Due to the lockdown, the studio location in Bled was unobtainable, but the producers had a plan B. And C. Not sure whether we ended up on location C or D, but on one freezing Tuesday in December, four of us headed up to the faraway Grosuplje, a small town about 22 km from Ljubljana. It was one of the very few business trips that year, for some even the one and only. For the CEF staff that used to fly around on business trips like birds several times a month, this was quite a change.

Arriving at the location, we first got a stick up the nose to get Covid tested, and then we were let inside the studio. Testing the equipment, troubleshooting, rehearsing all morning… The left camera, the right camera, teleprompter, microphone, earpiece. Let’s try again, I can’t hear you. Should I hear you in my earpiece or from the distance? This is your spot. Stand here. Look at the camera. You may smile. We won’t bite. Ok, a short break and snack. Then the last testing. Dress and make-up. Final photos of the BEFORE behind the stage. The final photo for our internal paparazzi, and a scream of anticipation. Guests started to log in half an hour earlier to make sure that their equipment is OK, the connection works, and the setup is fine.

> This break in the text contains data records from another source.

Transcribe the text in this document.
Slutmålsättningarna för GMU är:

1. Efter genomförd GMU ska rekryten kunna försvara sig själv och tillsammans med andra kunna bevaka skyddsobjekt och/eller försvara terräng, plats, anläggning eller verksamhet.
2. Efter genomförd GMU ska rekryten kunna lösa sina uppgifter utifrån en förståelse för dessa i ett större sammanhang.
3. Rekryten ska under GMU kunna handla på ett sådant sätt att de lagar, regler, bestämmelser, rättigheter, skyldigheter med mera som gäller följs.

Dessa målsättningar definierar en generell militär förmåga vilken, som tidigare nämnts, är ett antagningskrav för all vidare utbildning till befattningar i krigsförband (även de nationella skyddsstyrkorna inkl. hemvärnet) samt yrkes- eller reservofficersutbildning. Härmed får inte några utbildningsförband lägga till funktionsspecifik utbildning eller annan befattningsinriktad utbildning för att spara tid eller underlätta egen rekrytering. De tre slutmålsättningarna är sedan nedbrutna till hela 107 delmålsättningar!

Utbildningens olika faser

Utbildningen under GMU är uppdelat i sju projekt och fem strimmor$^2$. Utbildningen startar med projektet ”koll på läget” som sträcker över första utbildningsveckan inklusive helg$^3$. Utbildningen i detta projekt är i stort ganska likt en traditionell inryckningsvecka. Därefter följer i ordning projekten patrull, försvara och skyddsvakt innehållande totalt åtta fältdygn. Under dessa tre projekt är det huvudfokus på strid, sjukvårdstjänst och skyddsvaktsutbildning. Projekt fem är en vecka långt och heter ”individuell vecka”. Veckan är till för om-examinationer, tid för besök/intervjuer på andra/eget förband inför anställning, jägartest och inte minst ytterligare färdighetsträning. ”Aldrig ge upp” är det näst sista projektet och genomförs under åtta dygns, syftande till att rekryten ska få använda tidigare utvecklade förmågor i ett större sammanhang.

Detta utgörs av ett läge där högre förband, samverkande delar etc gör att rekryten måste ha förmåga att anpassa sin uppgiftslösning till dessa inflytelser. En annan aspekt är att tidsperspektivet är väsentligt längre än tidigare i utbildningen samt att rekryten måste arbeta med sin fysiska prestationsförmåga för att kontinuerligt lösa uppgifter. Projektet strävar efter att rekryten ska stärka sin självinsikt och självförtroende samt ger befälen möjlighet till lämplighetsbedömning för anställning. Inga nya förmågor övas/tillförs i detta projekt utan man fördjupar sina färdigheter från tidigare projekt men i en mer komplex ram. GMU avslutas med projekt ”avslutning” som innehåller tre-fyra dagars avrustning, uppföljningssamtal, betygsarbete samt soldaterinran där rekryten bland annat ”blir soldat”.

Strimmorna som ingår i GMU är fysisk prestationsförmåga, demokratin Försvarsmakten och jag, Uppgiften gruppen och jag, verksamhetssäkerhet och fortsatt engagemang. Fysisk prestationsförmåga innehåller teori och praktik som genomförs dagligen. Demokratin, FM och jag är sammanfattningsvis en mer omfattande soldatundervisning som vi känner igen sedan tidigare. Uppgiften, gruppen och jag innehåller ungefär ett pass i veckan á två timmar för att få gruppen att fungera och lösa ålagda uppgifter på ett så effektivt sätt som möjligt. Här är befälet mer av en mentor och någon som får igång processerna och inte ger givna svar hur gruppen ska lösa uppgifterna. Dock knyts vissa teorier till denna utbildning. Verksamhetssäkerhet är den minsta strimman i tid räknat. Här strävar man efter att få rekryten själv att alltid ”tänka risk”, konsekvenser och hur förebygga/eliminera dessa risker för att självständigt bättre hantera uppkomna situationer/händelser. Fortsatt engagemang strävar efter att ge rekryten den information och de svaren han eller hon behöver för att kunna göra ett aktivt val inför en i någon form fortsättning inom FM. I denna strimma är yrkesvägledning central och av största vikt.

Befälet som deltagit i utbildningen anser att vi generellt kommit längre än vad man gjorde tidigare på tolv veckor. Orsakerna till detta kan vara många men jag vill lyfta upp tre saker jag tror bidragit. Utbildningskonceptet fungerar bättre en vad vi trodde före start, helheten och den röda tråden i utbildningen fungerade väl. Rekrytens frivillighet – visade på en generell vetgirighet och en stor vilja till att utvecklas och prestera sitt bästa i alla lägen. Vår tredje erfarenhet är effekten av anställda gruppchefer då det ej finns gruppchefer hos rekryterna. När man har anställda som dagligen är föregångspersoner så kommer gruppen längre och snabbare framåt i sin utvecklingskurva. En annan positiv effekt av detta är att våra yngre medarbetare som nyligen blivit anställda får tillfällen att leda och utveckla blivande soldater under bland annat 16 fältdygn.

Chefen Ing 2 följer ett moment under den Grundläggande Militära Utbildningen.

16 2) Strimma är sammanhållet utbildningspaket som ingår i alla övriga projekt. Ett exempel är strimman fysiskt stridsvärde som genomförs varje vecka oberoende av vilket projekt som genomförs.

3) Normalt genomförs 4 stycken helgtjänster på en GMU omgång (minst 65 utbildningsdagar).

Ten minutes before the start one guest’s connection froze. We started calling him, mailing and refreshing the connection. No luck. Four minutes to air. Another guest dropped out. And the first one wasn’t reconnected either. Our backstage team’s blood pressures hit the ceiling while making phone calls with the missing guests and the IT support people. Has streaming started yet? Press that button! NOW! We got one guest back! Hold it. We are ok.

Meanwhile in the other part of the studio, on the stage, we were checking and greeting the guests on the screen. One was still missing two minutes before air. The commotion continued with phone calls and slight panic, whereas there was funny silence in the back room. Something was going on.

And then the moment of truth. Final countdown, 60 seconds to air. The camera guy’s assistant came to me and said, “Just to let you know, the teleprompter broke down. We go without it.” – “Are you crazy? We rehearsed with this all morning. You must be joking!” – “No, it’s not a joke.” I was so shocked that I didn’t even feel it. 22 seconds to air. It’s good that I always keep my notes with me. And we were on air.

“Welcome to our broadcasting event.” Remarkably, all guests had managed to reconnect and appeared on the screen. The backstage team was sweaty and hectic, but the show was running. There were some hiccups with the bandwidth. And one of the videos got stuck. But all this I learned only later. On the stage, there was serene calmness. Cameras were on, and my notes were a secret weapon of the show. Counting down my interventions till the fall of the curtains. 4, 3, 2, 1. “Thank you for joining us.”

And then – it’s a wrap. The best feeling of that day! The notes went flying in the air like at a graduation. Which it was for me in a way – conquering the first live broadcasting event. It was an amazing learning experience. And much more.